Commenting on the research, Daniel M. Goldenholz, MD, PhD, assistant professor of neurology, Beth Israel Deaconess Medical Center, Boston, said the meta-analysis approach used “is pretty interesting,” and the results “seem promising.”

The researchers address the question of whether lowering glucose levels in these older patients decreases the risk, or delays development, of epilepsy, and their results suggest the answer to that question “is perhaps yes,” said Goldenholz.

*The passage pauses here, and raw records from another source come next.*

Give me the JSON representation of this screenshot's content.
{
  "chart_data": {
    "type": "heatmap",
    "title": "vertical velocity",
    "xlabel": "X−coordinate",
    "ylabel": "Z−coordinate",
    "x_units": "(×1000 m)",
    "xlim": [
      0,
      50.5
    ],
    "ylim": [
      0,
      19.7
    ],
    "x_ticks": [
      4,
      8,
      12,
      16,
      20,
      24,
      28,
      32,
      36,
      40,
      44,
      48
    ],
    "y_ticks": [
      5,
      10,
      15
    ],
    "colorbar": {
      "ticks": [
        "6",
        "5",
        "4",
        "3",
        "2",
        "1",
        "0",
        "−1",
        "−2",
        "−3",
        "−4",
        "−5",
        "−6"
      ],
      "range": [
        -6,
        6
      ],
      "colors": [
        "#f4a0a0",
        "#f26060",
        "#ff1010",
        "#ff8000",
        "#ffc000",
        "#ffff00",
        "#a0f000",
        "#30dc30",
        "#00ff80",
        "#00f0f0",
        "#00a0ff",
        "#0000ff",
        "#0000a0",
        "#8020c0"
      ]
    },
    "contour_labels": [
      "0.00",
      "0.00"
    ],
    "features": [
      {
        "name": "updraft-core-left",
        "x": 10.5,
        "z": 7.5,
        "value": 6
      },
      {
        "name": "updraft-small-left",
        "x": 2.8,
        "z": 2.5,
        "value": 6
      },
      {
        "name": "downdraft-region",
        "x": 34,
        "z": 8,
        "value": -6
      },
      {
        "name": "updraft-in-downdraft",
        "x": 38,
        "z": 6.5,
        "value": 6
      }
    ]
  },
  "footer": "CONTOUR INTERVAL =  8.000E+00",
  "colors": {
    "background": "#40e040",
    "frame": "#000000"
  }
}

“This is a very important question now that we’re finding more and more that cardiovascular risk factors appear to be an independent risk for developing epilepsy.”

However, he cautioned that a prospective study with more rigorous data is required to get a more definitive answer to that question.

“Specifically, development of epilepsy would need to be precisely defined across all patients and monitored for extended periods of time to be sure all cases are captured,” he noted.

Sindhu and Goldenholz reported no relevant financial disclosures.